En pratique, l’anticipation des exigences réglementaires peut-être déterminante car certains pactes d’actionnaires peuvent contenir des clauses qui conditionnent le prix d’une action à l’obtention de l’autorisation préalable dans un délai donné ou imposent des pénalités en cas de non-réalisation des formalités administratives dans les temps prévus contractuellement.

II – Une levée de fonds entraînant des modifications de la gouvernance

En pratique, les levées de fonds peuvent s’accompagner d’une évolution de la composition de l’organe de surveillance (conseil de surveillance ou conseil d’administration) de l’établissement qui ouvre son capital8, voire – plus rarement nous semble-t-il – d’un changement de sa direction exécutive.

En cas de nomination d’un ou de nouveaux dirigeants effectifs : l’article 9 de l’arrêté du 29 octobre 2009 précise que la désignation « est notifiée dans un délai de cinq jours ouvrés à l’Autorité de contrôle prudentiel et de résolution. L’Autorité peut s’opposer à cette nomination au regard des critères du a) du III de l’article L. 522-6 du Code monétaire et financier ».

En cas de cessation des fonctions de dirigeants effectifs : selon l’article 11 de l’arrêté du 29 octobre 2009, la cessation des fonctions de dirigeants effectifs doit être déclarée sous cinq jours ouvrés à l’Autorité de contrôle prudentiel et de résolution.

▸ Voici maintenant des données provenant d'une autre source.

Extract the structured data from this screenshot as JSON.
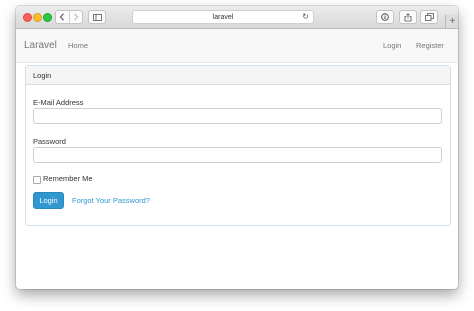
{
  "browser": {
    "address": "laravel",
    "new_tab_glyph": "+",
    "icons": [
      "back-icon",
      "forward-icon",
      "sidebar-icon",
      "reload-icon",
      "info-icon",
      "share-icon",
      "tabs-icon"
    ]
  },
  "navbar": {
    "brand": "Laravel",
    "home": "Home",
    "login": "Login",
    "register": "Register"
  },
  "panel": {
    "heading": "Login",
    "email_label": "E-Mail Address",
    "email_value": "",
    "password_label": "Password",
    "password_value": "",
    "remember_label": "Remember Me",
    "remember_checked": false,
    "submit_label": "Login",
    "forgot_label": "Forgot Your Password?"
  },
  "colors": {
    "primary": "#3097d1",
    "navbar_bg": "#f8f8f8",
    "panel_heading_bg": "#f5f5f5"
  }
}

En cas de changement affectant l’organe de surveillance : si la composition des conseils d’administration ou de surveillance vient à être modifiée, les établissements de paiement sont tenus de déclarer ces modifications à l’ACPR dans le délai d’un mois.

Notes de bas de pages

  • 1.
    C. Perreau, « 2021, l’année de tous les records pour la fintech française », Les Echos, 27 déc. 2021, https://lext.so/q_482X. Cette somme ne prend pas en compte la méga levée de fonds d’un établissement de paiement pour professionnel. V. également A. Aranda Vasquez, « Résumé de quelques tendances pour les fintech opérant sur le marché des paiements en France », Actu-Juridique.fr 5 nov. 2021, n° AJU002a7.
  • 2.
    Pour un panorama plus complet, v. A. Aranda Vasquez, « Résumé de quelques tendances pour les fintech opérant sur le marché des paiements en France », Actu-Juridique.fr 5 nov. 2021, n° AJU002a7.
  • 3.
    C. mon. fin., art. L. 521-2 ; v. également A. Aranda Vasquez, « Opérateurs de tiers payant et services de paiement », Actu-Juridique.fr, n° AJU002z6.
  • 4.
    D’autres statuts permettent de prester des services de paiement tel l’agrément en qualité d’établissement de crédit ou celui d’établissement de monnaie électronique prestataire de services de paiement.
  • 5.
    Le bénéfice de l’exemption d’agrément est prononcé par le Collège de supervision de l’ACPR, après vérification du respect des conditions de l’exemption : ACPR, position 2017-P-01, 25 oct. 2017, relative aux notions de « réseau limité d’accepteurs » et d’« éventail limité de biens et services ».
  • 6.
    V. également A. Aranda Vasquez, « Résumé de quelques tendances pour les fintech opérant sur le marché des paiements en France », Actu-Juridique.fr 5 nov. 2021, n° AJU002a7.
  • 7.
    L’ACPR a présenté quelques conséquences liées à ces différents statuts dans une présentation en date du 15 septembre 2021 : ACPR, « Organismes de tiers-payant (OTP) et services de paiement », 15 sept. 2021, https://lext.so/9AEfSD.
  • 8.
    Une telle nomination peut permettre à l’investisseur d’accompagner sa cible ou de la surveiller. Il existe également des clauses qui permettent notamment de prévoir des droits d’audit ou d’information renforcée au profit de l’investisseur.